札が裂け、直後に空間を引き裂き、雷鳴が轟いた。
雷は一直線に少女を狙っていた。
その雷は、少なくとも三人の目には、少女に直撃した様にしか見えなかった。
…が、雷が直撃した筈の少女は、全くの無傷で微笑んでいた。
「ワオ!すごいね君達、雷を扱えるんだ!」
称賛の声も、皮肉にしか聞こえない。が、ツンツン頭は全く動じず、
「へん、うるせーや!今更謝ったっておせーぞ、叩きのめしてやっから覚悟しやがれ!」
とふんぞり返った。
「てっちゃん。あの女、まだ全然本気じゃないぜ。俺達の力を見て楽しんでるだけだ」
と、サラサラ黒髪の少年がボソッと呟く。
「ね、ねえ!なんでこんな風に戦わなきゃいけないのさ!てっちゃんも椎名も…キミだってそうだよ、エスペロス!!」
フワフワうさぎ頭の少年が、目に涙を浮かべて二人の仲間と、そして敵であるはずの少女にそう訴える。

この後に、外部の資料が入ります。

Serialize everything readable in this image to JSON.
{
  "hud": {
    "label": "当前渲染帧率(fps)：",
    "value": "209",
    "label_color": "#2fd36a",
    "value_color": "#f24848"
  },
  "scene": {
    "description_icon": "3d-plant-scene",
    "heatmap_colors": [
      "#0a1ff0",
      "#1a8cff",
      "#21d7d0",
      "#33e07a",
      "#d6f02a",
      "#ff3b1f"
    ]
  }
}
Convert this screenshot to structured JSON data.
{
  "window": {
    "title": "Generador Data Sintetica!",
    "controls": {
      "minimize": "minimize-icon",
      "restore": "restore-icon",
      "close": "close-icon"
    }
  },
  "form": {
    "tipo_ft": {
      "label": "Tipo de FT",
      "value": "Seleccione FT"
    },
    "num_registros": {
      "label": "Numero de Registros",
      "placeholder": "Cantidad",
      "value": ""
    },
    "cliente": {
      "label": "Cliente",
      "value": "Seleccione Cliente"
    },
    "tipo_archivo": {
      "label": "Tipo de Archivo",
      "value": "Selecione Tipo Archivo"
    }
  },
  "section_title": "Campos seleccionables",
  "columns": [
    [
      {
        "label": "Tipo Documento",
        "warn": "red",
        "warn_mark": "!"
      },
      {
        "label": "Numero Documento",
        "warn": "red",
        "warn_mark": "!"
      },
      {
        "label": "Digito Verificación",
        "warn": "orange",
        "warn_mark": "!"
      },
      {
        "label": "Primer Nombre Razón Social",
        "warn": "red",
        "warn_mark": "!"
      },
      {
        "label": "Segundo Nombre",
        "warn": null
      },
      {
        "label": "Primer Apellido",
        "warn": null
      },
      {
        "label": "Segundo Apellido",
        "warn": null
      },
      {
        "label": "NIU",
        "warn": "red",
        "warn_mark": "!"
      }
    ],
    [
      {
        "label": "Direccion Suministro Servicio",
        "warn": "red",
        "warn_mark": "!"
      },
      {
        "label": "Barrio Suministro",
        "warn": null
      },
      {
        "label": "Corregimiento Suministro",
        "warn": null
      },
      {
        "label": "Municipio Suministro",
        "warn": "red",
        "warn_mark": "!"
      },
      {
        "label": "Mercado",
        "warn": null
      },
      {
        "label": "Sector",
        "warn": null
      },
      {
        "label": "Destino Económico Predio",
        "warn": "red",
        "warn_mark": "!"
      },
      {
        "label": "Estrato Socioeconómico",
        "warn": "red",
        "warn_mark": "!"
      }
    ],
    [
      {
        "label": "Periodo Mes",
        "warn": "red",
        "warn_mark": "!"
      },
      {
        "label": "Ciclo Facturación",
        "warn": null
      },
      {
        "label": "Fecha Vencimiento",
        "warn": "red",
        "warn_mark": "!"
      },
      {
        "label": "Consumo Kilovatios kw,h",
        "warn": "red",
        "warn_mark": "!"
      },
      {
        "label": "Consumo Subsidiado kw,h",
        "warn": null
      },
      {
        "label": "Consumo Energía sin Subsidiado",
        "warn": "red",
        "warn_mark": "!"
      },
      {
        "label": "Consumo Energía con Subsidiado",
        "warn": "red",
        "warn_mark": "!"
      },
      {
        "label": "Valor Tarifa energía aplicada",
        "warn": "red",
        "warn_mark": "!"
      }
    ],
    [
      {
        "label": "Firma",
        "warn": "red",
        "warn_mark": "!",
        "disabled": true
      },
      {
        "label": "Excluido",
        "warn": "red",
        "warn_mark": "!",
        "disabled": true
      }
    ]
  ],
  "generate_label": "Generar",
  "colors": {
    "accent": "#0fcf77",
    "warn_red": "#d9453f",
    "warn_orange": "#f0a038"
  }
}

「リョージ、キミは優しいね。この期に及んでまだボクを傷つけるのを躊躇ってる。でもね…分かるだろ?本気でやらなきゃキミ達…死ぬよ?」
「リョーチン……」
「…あいつの言う通りだよ、リョーチン。本気でやらなきゃ…殺される…!」
「そうだよ、キミ達は悪くない。ボクが一方的に楽しんでるだけサ♪」
「てンめ~…!」
「あンたとは、もっと違う形で会いたかったよ、上級魔女サン?」
「フフッ…ボクもさ、ユースケ…!!」
―稲葉夕士VS不死の集団―(アンデッド)
生気のない、土気色の顔をした集団が、聞き取れない様な小さな呻き声を上げながらゆっくりと前進していく。
その行く手には、一人の青年が立っていた。
ツリ目でケンカ慣れした雰囲気を醸し出しているその青年は、ズボンの後ろポケットから何やら本を取り出した。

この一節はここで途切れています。